Living people can donate kidneys, and since we have two, continue to live normal lives.
But not always. Too often, the potential risk to life and health is underplayed.
Taking out a kidney is serious surgery, requiring full anesthesia and intubation. Occasionally, a donor dies–as just happened tragically in San Francisco, leading to a suspension of living kidney donations at UCSF. From the San Francisco Chronicle story:
The risk of a kidney donor death following surgery is about .03 percent, or three deaths in every 10,000 cases. Most kidney transplant recipients receive kidneys from deceased donors, but those received from living donors generally have better outcomes.

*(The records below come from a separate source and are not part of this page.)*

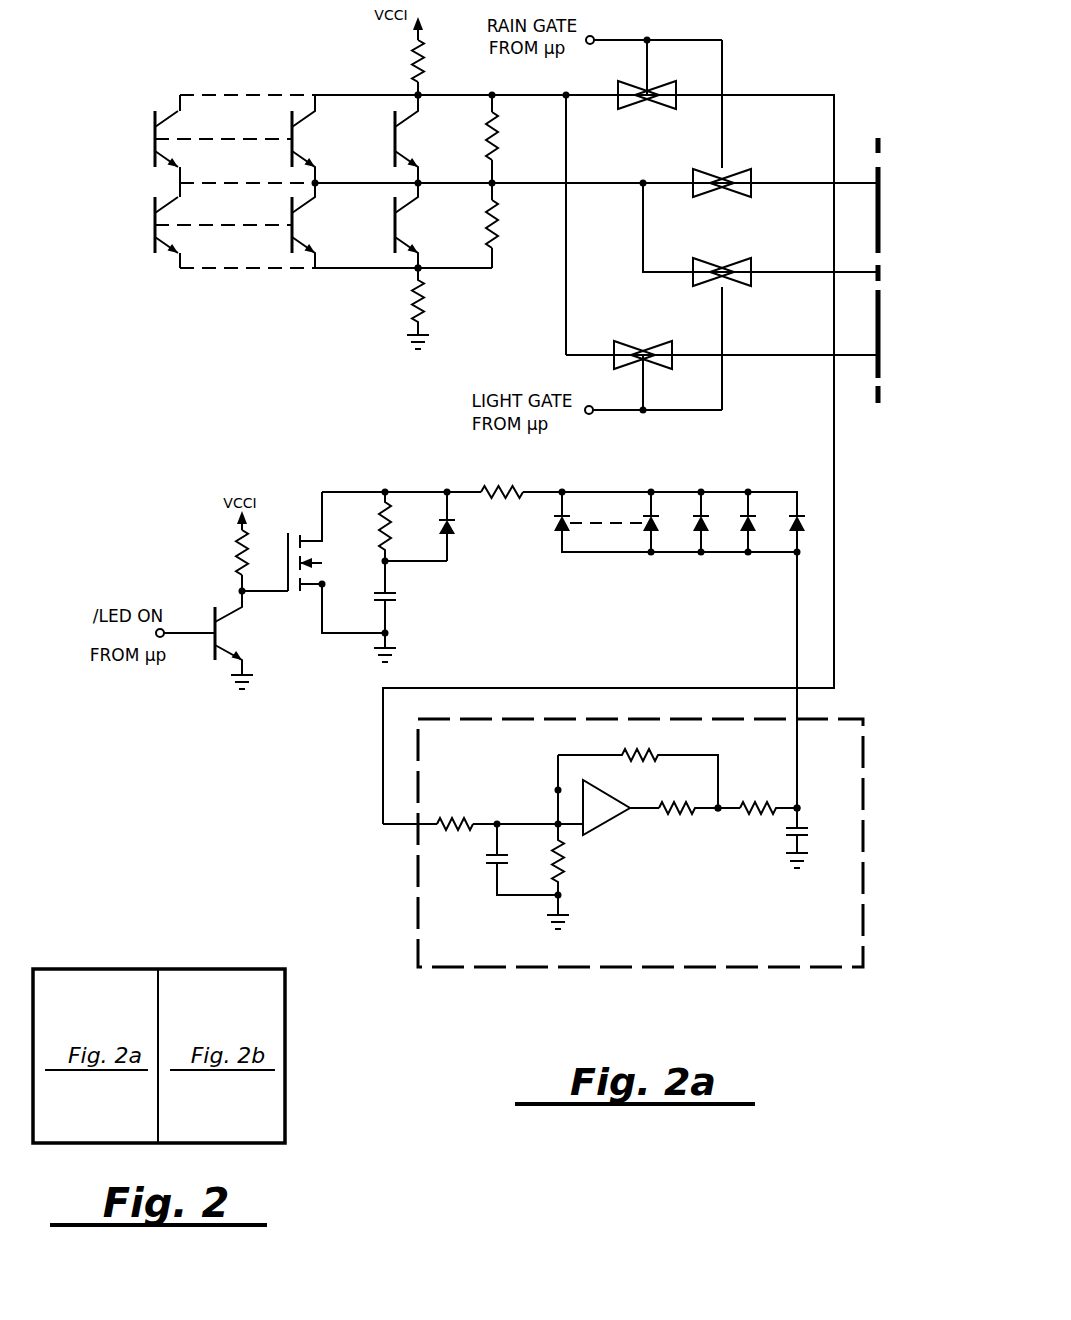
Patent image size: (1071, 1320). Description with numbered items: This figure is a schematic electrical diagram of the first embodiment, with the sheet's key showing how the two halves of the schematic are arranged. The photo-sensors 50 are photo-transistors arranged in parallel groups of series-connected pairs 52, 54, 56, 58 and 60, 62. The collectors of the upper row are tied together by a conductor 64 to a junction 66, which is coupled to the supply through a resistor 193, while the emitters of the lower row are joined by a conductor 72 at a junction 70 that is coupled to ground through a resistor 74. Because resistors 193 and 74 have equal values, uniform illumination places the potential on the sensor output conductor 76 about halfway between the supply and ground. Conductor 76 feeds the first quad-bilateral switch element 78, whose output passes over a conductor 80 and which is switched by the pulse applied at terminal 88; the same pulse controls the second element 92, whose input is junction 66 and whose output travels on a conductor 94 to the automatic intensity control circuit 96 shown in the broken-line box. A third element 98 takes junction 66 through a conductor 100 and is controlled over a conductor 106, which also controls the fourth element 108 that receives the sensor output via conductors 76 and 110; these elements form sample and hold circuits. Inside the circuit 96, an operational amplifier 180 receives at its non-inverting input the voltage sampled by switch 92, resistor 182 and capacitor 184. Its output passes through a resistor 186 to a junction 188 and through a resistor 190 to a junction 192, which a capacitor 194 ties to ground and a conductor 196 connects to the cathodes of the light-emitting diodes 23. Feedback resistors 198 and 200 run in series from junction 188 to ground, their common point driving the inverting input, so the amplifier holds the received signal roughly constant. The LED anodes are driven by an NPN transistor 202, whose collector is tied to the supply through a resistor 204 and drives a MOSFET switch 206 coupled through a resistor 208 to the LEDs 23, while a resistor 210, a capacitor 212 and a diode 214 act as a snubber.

The photo-sensors 50 is at (242, 86).
The photo-transistor 52 is at (410, 138).
The photo-transistor 54 is at (410, 226).
The photo-transistor 56 is at (302, 130).
The photo-transistor 58 is at (302, 222).
The photo-transistor 60 is at (172, 128).
The photo-transistor 62 is at (172, 215).
The conductor 64 is at (455, 93).
The junction 66 is at (416, 92).
The junction 70 is at (416, 272).
The conductor 72 is at (332, 267).
The resistor 74 is at (425, 313).
The sensor output conductor 76 is at (331, 182).
The first element of quad-bilateral switch 78 is at (713, 168).
The conductor 80 is at (811, 181).
The terminal 88 is at (606, 37).
The second element of quad-bilateral switch 92 is at (641, 104).
The conductor 94 is at (797, 93).
The automatic intensity control circuit 96 is at (661, 970).
The third element of quad-bilateral switch 98 is at (640, 343).
The conductor 100 is at (567, 236).
The conductor 106 is at (605, 414).
The fourth element of quad-bilateral switch 108 is at (713, 258).
The conductor 110 is at (643, 244).
The operational amplifier 180 is at (610, 790).
The resistor 182 is at (456, 820).
The capacitor 184 is at (487, 860).
The resistor 186 is at (678, 813).
The junction 188 is at (719, 812).
The resistor 190 is at (749, 805).
The junction 192 is at (801, 808).
The resistor 193 is at (416, 62).
The capacitor 194 is at (804, 832).
The conductor 196 is at (797, 623).
The feedback resistor 198 is at (648, 754).
The feedback resistor 200 is at (564, 861).
The NPN transistor 202 is at (229, 634).
The resistor 204 is at (238, 556).
The MOSFET switch 206 is at (297, 532).
The resistor 208 is at (504, 488).
The resistor 210 is at (378, 537).
The capacitor 212 is at (396, 595).
The diode 214 is at (456, 526).
The light-emitting diodes 23 is at (636, 561).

Two kidney donors died at U.S. transplant centers in 2014 and two deaths, including the one at UCSF, have been reported this year, according to the Organ Procurement and Transplant Network, which runs the United Network for Organ Sharing waiting list and oversees transplantation nationwide.
This tragedy doesn’t mean that people should be prohibited from donating a kidney.
But, as I wrote here, I do think it is an important reason why we should never allow kidney suppliers to be paid for their organs–as some commentators, such as Sally Patel, urge. (Patel’s life was saved when she received a kidney from the writer, Virginia Postrel.)
If kidneys can be bought and sold, only the poor or financially desperate will be the sellers. In so doing, they risk life and future health.
As a matter of public policy, we should not allow such potentially deadly exploitation. The current legal ban on buying organs is the correct approach.